Safe to say no one on North Dakota State's scout team would've been able to replicate that type of sequence no matter how many days of practice were available.
From there, the No. 1 overall seed cruised to a 23-point victory, which made for a somber Bison locker room after the game. But even minutes removed from heartbreak, they were able to appreciate the greatness they just faced.
"Obviously in the Summit League and mid-major basketball, you don't get athletes like that," said North Dakota State sophomore Cameron Hunter. "It'll be really cool looking back and telling everyone that you played (against) an excellent college player like him."
"One of the best athletes I've ever seen with my own eyes," said junior Vinnie Shahid.
During the postgame press conference, a reporter asked head coach David Richman about trying to prepare to face 'a guy like Williamson.' Before the question was even finished, Richman cut him off:
"Is there any guy like him aside from him?"
North Dakota State wasn't the only No. 16 seed blown away by Zion's absurd athleticism. After losing to Virginia earlier in the day, Gardner-Webb stuck around to bask in his highlight-reel glory.

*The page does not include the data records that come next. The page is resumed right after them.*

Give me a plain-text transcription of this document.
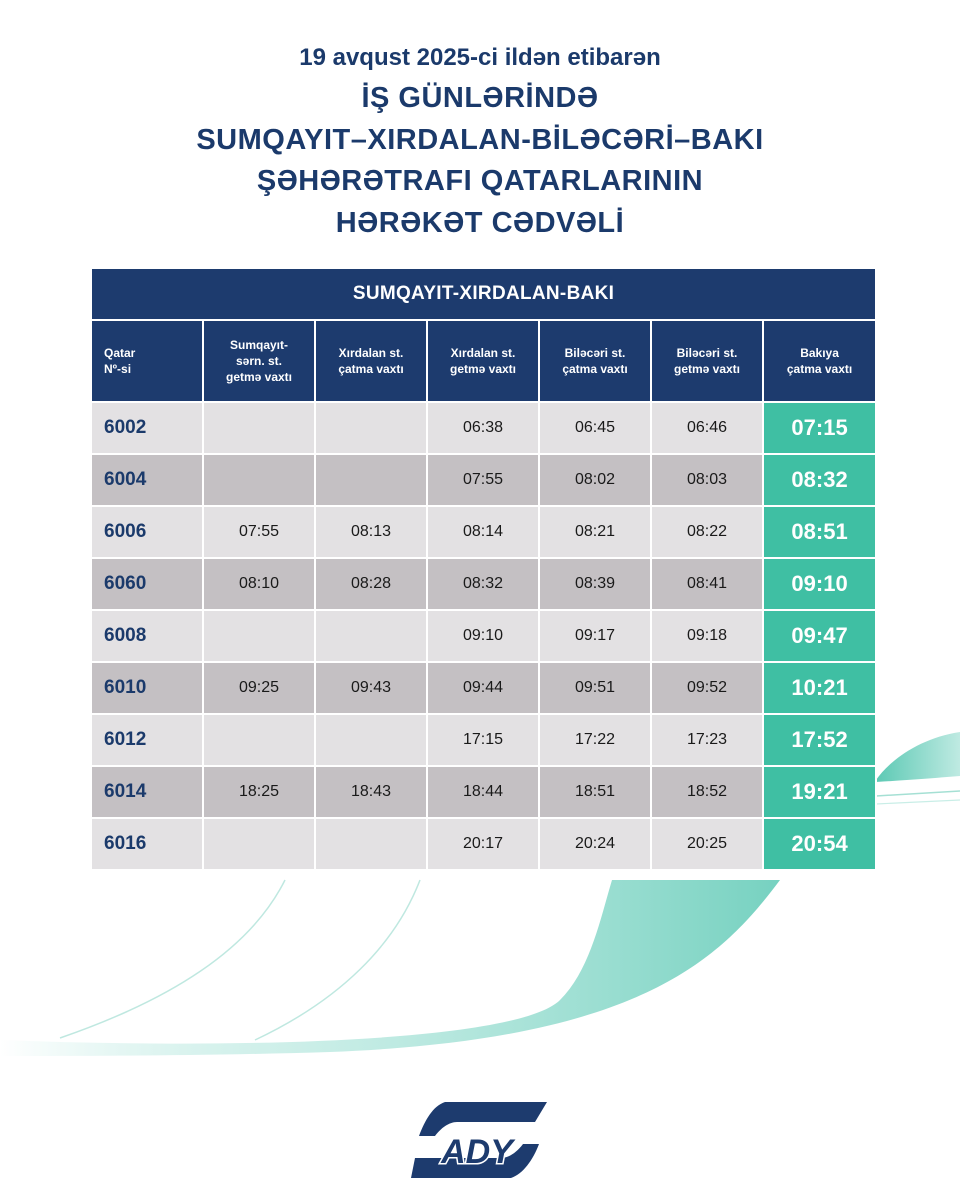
19 avqust 2025-ci ildən etibarən
İŞ GÜNLƏRİNDƏ
SUMQAYIT–XIRDALAN-BİLƏCƏRİ–BAKI
ŞƏHƏRƏTRAFI QATARLARININ
HƏRƏKƏT CƏDVƏLİ
SUMQAYIT-XIRDALAN-BAKI						
Qatar
Nº-si	Sumqayıt-
sərn. st.
getmə vaxtı	Xırdalan st.
çatma vaxtı	Xırdalan st.
getmə vaxtı	Biləcəri st.
çatma vaxtı	Biləcəri st.
getmə vaxtı	Bakıya
çatma vaxtı
6002			06:38	06:45	06:46	07:15
6004			07:55	08:02	08:03	08:32
6006	07:55	08:13	08:14	08:21	08:22	08:51
6060	08:10	08:28	08:32	08:39	08:41	09:10
6008			09:10	09:17	09:18	09:47
6010	09:25	09:43	09:44	09:51	09:52	10:21
6012			17:15	17:22	17:23	17:52
6014	18:25	18:43	18:44	18:51	18:52	19:21
6016			20:17	20:24	20:25	20:54
ADY
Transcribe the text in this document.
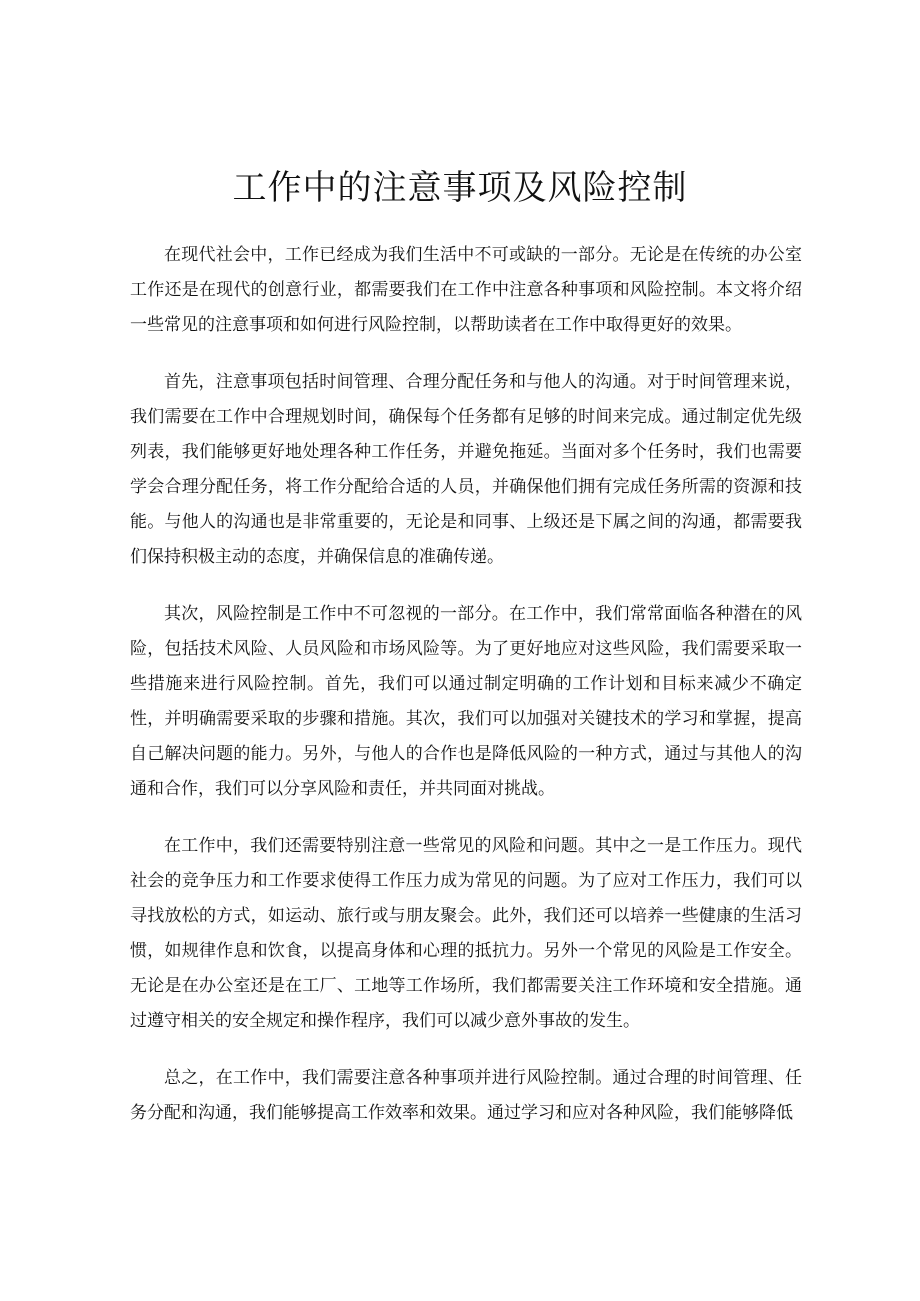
工作中的注意事项及风险控制

在现代社会中，工作已经成为我们生活中不可或缺的一部分。无论是在传统的办公室工作还是在现代的创意行业，都需要我们在工作中注意各种事项和风险控制。本文将介绍一些常见的注意事项和如何进行风险控制，以帮助读者在工作中取得更好的效果。

首先，注意事项包括时间管理、合理分配任务和与他人的沟通。对于时间管理来说，我们需要在工作中合理规划时间，确保每个任务都有足够的时间来完成。通过制定优先级列表，我们能够更好地处理各种工作任务，并避免拖延。当面对多个任务时，我们也需要学会合理分配任务，将工作分配给合适的人员，并确保他们拥有完成任务所需的资源和技能。与他人的沟通也是非常重要的，无论是和同事、上级还是下属之间的沟通，都需要我们保持积极主动的态度，并确保信息的准确传递。

其次，风险控制是工作中不可忽视的一部分。在工作中，我们常常面临各种潜在的风险，包括技术风险、人员风险和市场风险等。为了更好地应对这些风险，我们需要采取一些措施来进行风险控制。首先，我们可以通过制定明确的工作计划和目标来减少不确定性，并明确需要采取的步骤和措施。其次，我们可以加强对关键技术的学习和掌握，提高自己解决问题的能力。另外，与他人的合作也是降低风险的一种方式，通过与其他人的沟通和合作，我们可以分享风险和责任，并共同面对挑战。

在工作中，我们还需要特别注意一些常见的风险和问题。其中之一是工作压力。现代社会的竞争压力和工作要求使得工作压力成为常见的问题。为了应对工作压力，我们可以寻找放松的方式，如运动、旅行或与朋友聚会。此外，我们还可以培养一些健康的生活习惯，如规律作息和饮食，以提高身体和心理的抵抗力。另外一个常见的风险是工作安全。无论是在办公室还是在工厂、工地等工作场所，我们都需要关注工作环境和安全措施。通过遵守相关的安全规定和操作程序，我们可以减少意外事故的发生。

总之，在工作中，我们需要注意各种事项并进行风险控制。通过合理的时间管理、任务分配和沟通，我们能够提高工作效率和效果。通过学习和应对各种风险，我们能够降低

Runnin' Bulldogs freshman Jose Perez is from the Bronx, played on the prestigious Nike EYBL circuit and battled with the likes of De'Aaron Fox and Trae Young in international competition in high school. In other words, he has seen some studs up close and personal. Even he had to just shake his head and chuckle at the spectacle.
"He's different, man," said Perez. "I've played with some high-level players, but he's just got so much bounce."
If you've ever been to the Grand Canyon, you know that pictures don't do it justice. You need to see it in person to truly appreciate the magnitude of one of the most incredible things this planet has ever created.
Same goes for Zion, folks. Catch him while you can. It's a life-altering experience.